Sciopero Università britanniche.
Sessantuno Università Britanniche, tra cui alcune delle più prestigiose, come Oxford e Cambridge, sono state in sciopero per quattordici giorni.

Lo sciopero è durato dal 23 febbraio al 16 marzo e ha avuto un carattere graduale: due giorni di sciopero la prima settimana, tre la seconda, quattro la terza e l’intera quarta settimana lavorativa. Si tratta del più grande sciopero mai avvenuto nell’accademia inglese. Professori, docenti e ricercatori di tutti i gradi, ma anche bibliotecari, tecnici informatici, funzionari amministrativi hanno disertato aule e uffici per picchetti e manifestazioni. Che cosa ha scatenato questa ondata di protesta e malcontento, che ovunque sarebbe inusuale per la sua ampiezza ma che è ancora più sorprendente in un paese dove i sindacati sono considerati deboli e il diritto allo sciopero è fortemente limitato?
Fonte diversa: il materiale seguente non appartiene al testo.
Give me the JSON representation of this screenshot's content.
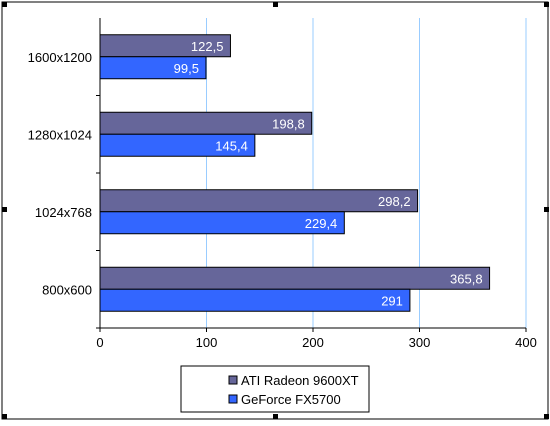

Scatenato da una disputa sulle pensioni dei lavoratori universitari, lo sciopero delle Università britanniche ha aperto un dibattito sulla situazione più generale dell’istruzione universitaria pubblica e sulla precarietà del lavoro in ambito accademico. Queste questioni hanno una portata che va oltre la situazione britannica. Le concessioni che gli accademici che lavorano nel Regno Unito hanno ottenuto grazie a quattro settimane di mobilitazione sono una buona notizia per i loro colleghi in tutta Europa, se non in tutto il mondo.

sciopero-università_britanniche-1

Le ragioni del malcontento

La causa scatenante della disputa risiede nella proposta di riforma dell’University Superannuation Scheme (USS), il fondo pensione al quale afferiscono gli accademici e il personale di supporto qualificato di sessantotto Università britanniche. A gennaio, il presidente del consiglio di amministrazione dell’USS e l’associazione Universities of the United Kingdom (UUK), che rappresenta le Università inglesi in quanto datori di lavoro, hanno annunciato l’intenzione di trasformare l’USS da sistema retributivo a sistema contributivo, cioè un sistema in cui la pensione finale è interamente determinata dall’andamento del fondo sui mercati finanziari.
Secondo UUK, questa riforma è necessaria perché il fondo pensione è in crisi e rischia di andare in deficit. La University and College Union (UCU), il sindacato dei lavoratori dell’educazione superiore, contesta tuttavia questa affermazione. Secondo UCU, il presunto deficit si basa su delle proiezioni effettuate con una metodologia discutibile. UCU sostiene che un tipico docente universitario vedrebbe la sua pensione annua diminuire di 10.000 sterline all’anno, e potrebbe addirittura trovarsi sotto la soglia di povertà.

 

Se la protesta per la riforma pensionistica è la ragione ufficiale dello sciopero, da sola non spiega l’adesione entusiasta di tanti lavoratori alla protesta. Il malcontento tra il personale universitario serpeggiava da tempo ed è legato al profondo cambiamento che il sistema universitario britannico ha subito dall’inizio del terzo millennio. Da un lato, le Università britanniche hanno sperimentato una grande espansione: tra il 1992 e il 2016, il numero degli studenti universitari nel Regno Unito è raddoppiato. Dall’altro lato, tuttavia, questo boom è stato gestito attraverso una semi-privatizzazione di fatto del sistema universitario.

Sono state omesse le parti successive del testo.